Boyd is barking again, and the men from Mars try to coral him, try to calm him. They tell him, "Doctor Gibson has already been through decontamination, sir… Someone will be able to tell you more very soon…"

The herd him forward, towards the tent, and she sees him unprotected for a single moment before she quickly looks away. The image stays with her, haunts her. Long limbs and scars, lean hips and short, dark wiry hairs that lead her eyes down to private places she instantly blanks from her mind. When she looks again, he's gone, gone into the water that hisses and splashes and drums incessantly, and then it's just the two of them in their fragile underclothes, and the bleak, scary hazmat men who are just doing their job and probably don't mean to be harsh or unkind.

"Take your underwear off, ma'am, and walk into the tent…"
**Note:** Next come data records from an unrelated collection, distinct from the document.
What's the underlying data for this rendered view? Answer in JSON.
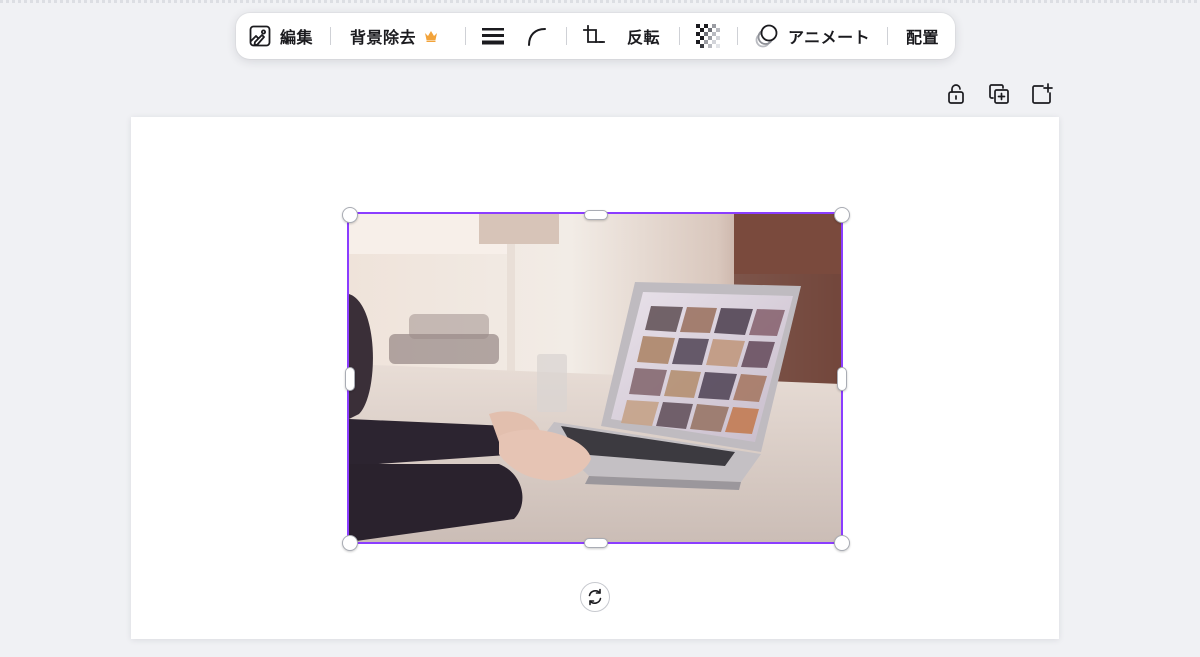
{
  "toolbar": {
    "edit_label": "編集",
    "bg_remove_label": "背景除去",
    "flip_label": "反転",
    "animate_label": "アニメート",
    "position_label": "配置",
    "crown_color": "#f2a33a"
  },
  "side_actions": [
    "lock-icon",
    "duplicate-icon",
    "add-page-icon"
  ],
  "selection": {
    "accent": "#8b3dff"
  },
  "image": {
    "subject": "laptop-photo"
  }
}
And then Grace is naked in the autumn breeze for too many bitter moments before she's finally in the rubber womb where the foaming water flows, the strong chemical smell more pungent than she could ever have imagined. Warm. Blessedly warm. The voice outside the tent instructs her to scrub, tells her what and where and how, and she obeys like a hollow creature stripped of all will and reason.
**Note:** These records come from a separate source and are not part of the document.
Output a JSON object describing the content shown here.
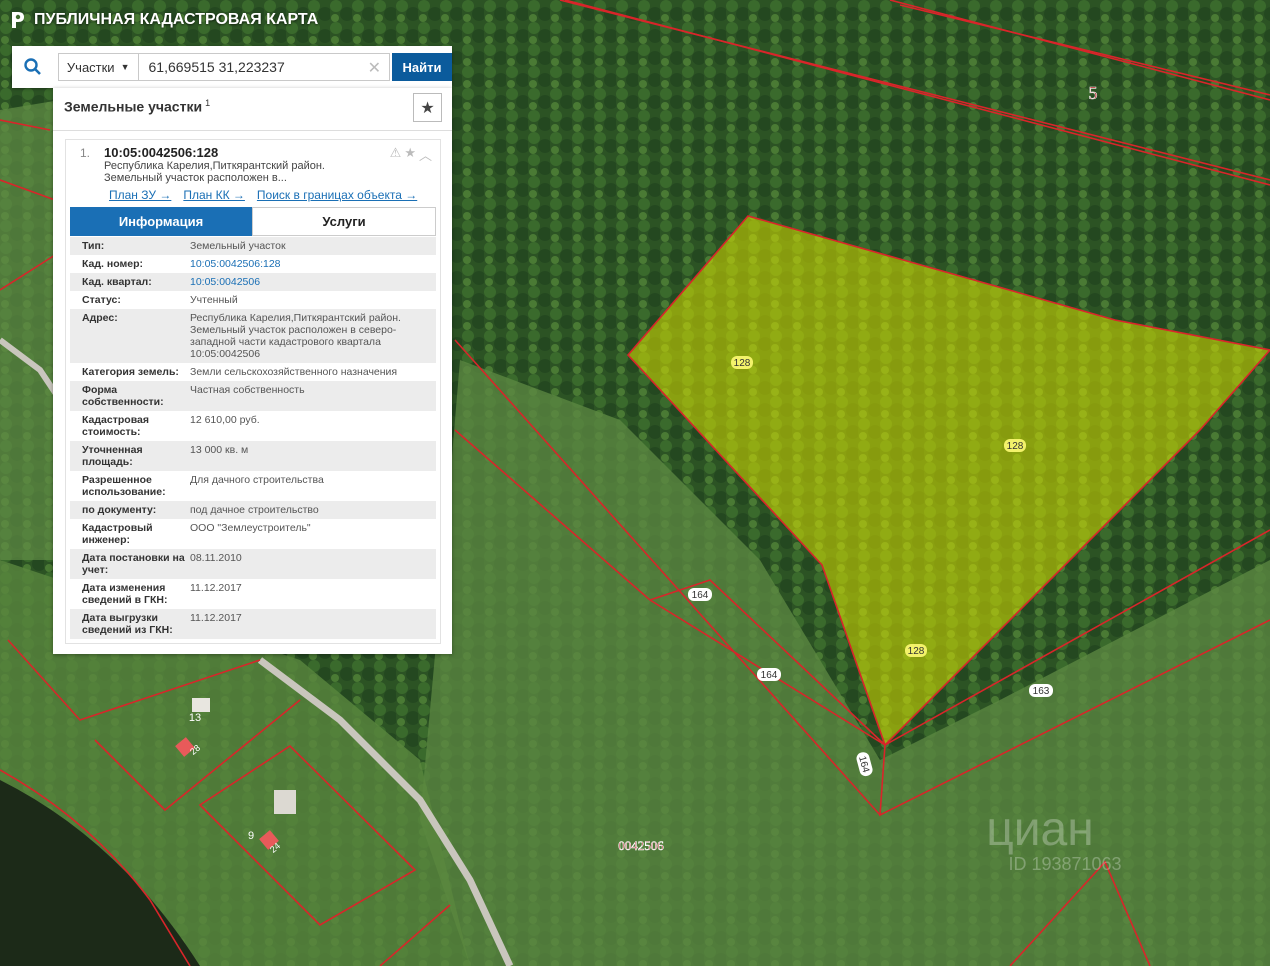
{
  "app": {
    "title": "ПУБЛИЧНАЯ КАДАСТРОВАЯ КАРТА"
  },
  "search": {
    "layer": "Участки",
    "query": "61,669515 31,223237",
    "find_label": "Найти"
  },
  "panel": {
    "title": "Земельные участки",
    "count": "1",
    "result": {
      "index": "1.",
      "number": "10:05:0042506:128",
      "desc_line1": "Республика Карелия,Питкярантский район.",
      "desc_line2": "Земельный участок расположен в...",
      "links": [
        "План ЗУ →",
        "План КК →",
        "Поиск в границах объекта →"
      ],
      "tabs": [
        "Информация",
        "Услуги"
      ],
      "rows": [
        {
          "label": "Тип:",
          "value": "Земельный участок"
        },
        {
          "label": "Кад. номер:",
          "value": "10:05:0042506:128"
        },
        {
          "label": "Кад. квартал:",
          "value": "10:05:0042506"
        },
        {
          "label": "Статус:",
          "value": "Учтенный"
        },
        {
          "label": "Адрес:",
          "value": "Республика Карелия,Питкярантский район. Земельный участок расположен в северо-западной части кадастрового квартала 10:05:0042506"
        },
        {
          "label": "Категория земель:",
          "value": "Земли сельскохозяйственного назначения"
        },
        {
          "label": "Форма собственности:",
          "value": "Частная собственность"
        },
        {
          "label": "Кадастровая стоимость:",
          "value": "12 610,00 руб."
        },
        {
          "label": "Уточненная площадь:",
          "value": "13 000 кв. м"
        },
        {
          "label": "Разрешенное использование:",
          "value": "Для дачного строительства"
        },
        {
          "label": "по документу:",
          "value": "под дачное строительство"
        },
        {
          "label": "Кадастровый инженер:",
          "value": "ООО \"Землеустроитель\""
        },
        {
          "label": "Дата постановки на учет:",
          "value": "08.11.2010"
        },
        {
          "label": "Дата изменения сведений в ГКН:",
          "value": "11.12.2017"
        },
        {
          "label": "Дата выгрузки сведений из ГКН:",
          "value": "11.12.2017"
        }
      ]
    }
  },
  "map": {
    "labels": {
      "parcel_a": "128",
      "parcel_b": "128",
      "parcel_c": "128",
      "p164_a": "164",
      "p164_b": "164",
      "p164_c": "164",
      "p163": "163",
      "p13": "13",
      "p28": "28",
      "p9": "9",
      "p24": "24",
      "quarter": "0042506",
      "zone5": "5",
      "watermark": "циан",
      "watermark_id": "ID 193871063"
    },
    "colors": {
      "boundary": "#d9252a",
      "selected_fill": "#d8e000",
      "road": "#c9c6bd"
    }
  }
}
It's over. Into the clean area beyond, and suddenly there are stiff white towels that come wrapped in polythene, and someone's briskly attaching a white wristband to her arm as she's ushered rapidly back into the building and given white shorts and shirt and a hooded green coverall. Quick, practised, soulless. She's still zipping the coverall as she's taken through into one of the empty offices towards the rear of the building, and she doesn't know if she's relieved or not to find that she's re-joining Harry and Boyd, both of whom are identically clad, both of who are still as damp as she is. The former skulks at the edge of the room, quiet, traumatised, while the latter barrels towards her, his expression a strange mixture of rage and concern as he stops short and demands, "Christ, Grace… are you okay?"
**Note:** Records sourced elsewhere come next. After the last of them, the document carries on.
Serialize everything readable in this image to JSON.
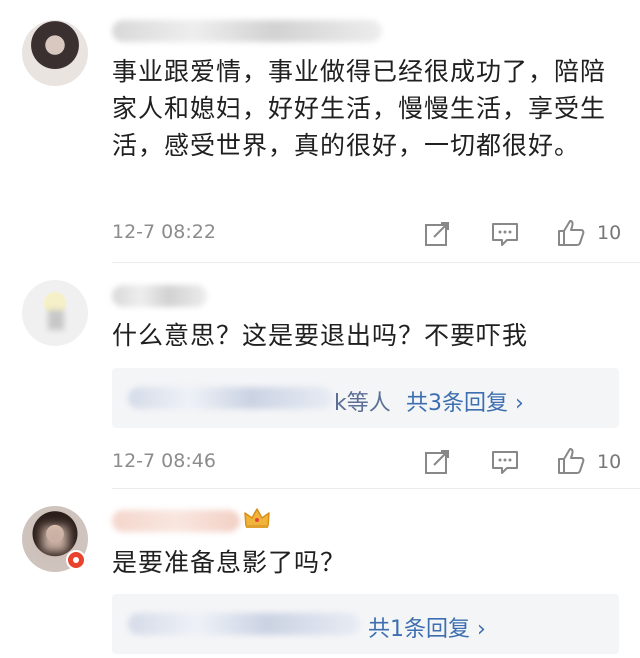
{
  "comments": [
    {
      "text": "事业跟爱情，事业做得已经很成功了，陪陪家人和媳妇，好好生活，慢慢生活，享受生活，感受世界，真的很好，一切都很好。",
      "time": "12-7 08:22",
      "likes": "10",
      "icons": [
        "share-icon",
        "comment-icon",
        "thumbs-up-icon"
      ]
    },
    {
      "text": "什么意思？这是要退出吗？不要吓我",
      "time": "12-7 08:46",
      "likes": "10",
      "replies": {
        "names_suffix": "k等人",
        "link": "共3条回复 ›"
      },
      "icons": [
        "share-icon",
        "comment-icon",
        "thumbs-up-icon"
      ]
    },
    {
      "text": "是要准备息影了吗？",
      "badge_icon": "crown-icon",
      "replies": {
        "link": "共1条回复 ›"
      }
    }
  ],
  "colors": {
    "link": "#3d6fb0",
    "reply_names": "#5b6f94",
    "meta": "#8c8c8c",
    "reply_bg": "#f4f5f7",
    "crown": "#f0b43a"
  }
}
He understands. Against all the odds, he is sensitive enough to understand. She can see it in his eyes. She nods shakily. "I think so…"

"Jesus, what a fucking fiasco…"

Fear and fury. Impotent fury.

She dares to ask, "Felix…?"

"No idea, bastards won't tell me a thing."

So many questions, so few answers.

Moments later Stella joins them, her face still just as pale, just as shocked, as if she simply can't process everything that's happening to them, around them. Questions, questions.

An armed man in a black suit bearing the legend 'ATO' appears in the doorway, his features obscured by the now-familiar black mask. His voice is slightly distorted as he instructs, "Please come with me."

This is the day when nightmares are real, when nothing makes any sense. This is the cold, brutal day that Grace will never quite be able to forget. This is the day when they are all levelled in their naked helplessness. This is the day that won't end for many, many more hours. This is the day that will finally end, but in blood and death. None of them yet knows it.

This is the day Grace Foley stood naked under the autumn sky. The day she saw the moles on Stella's back and the scars on Boyd's stomach. This is the day when things will change in some way for each one of them, the day that precedes the night when they will all lie awake in their separate beds trying to make sense of things that make no sense.

This is a day of death and betrayal and fear.

This is the day Boyd puts his hand on her shoulder as they walk from the room, and the day he leaves it there, heavy and reassuring. They day that just his touch tells Grace more about the great good heart of him than anything else ever could.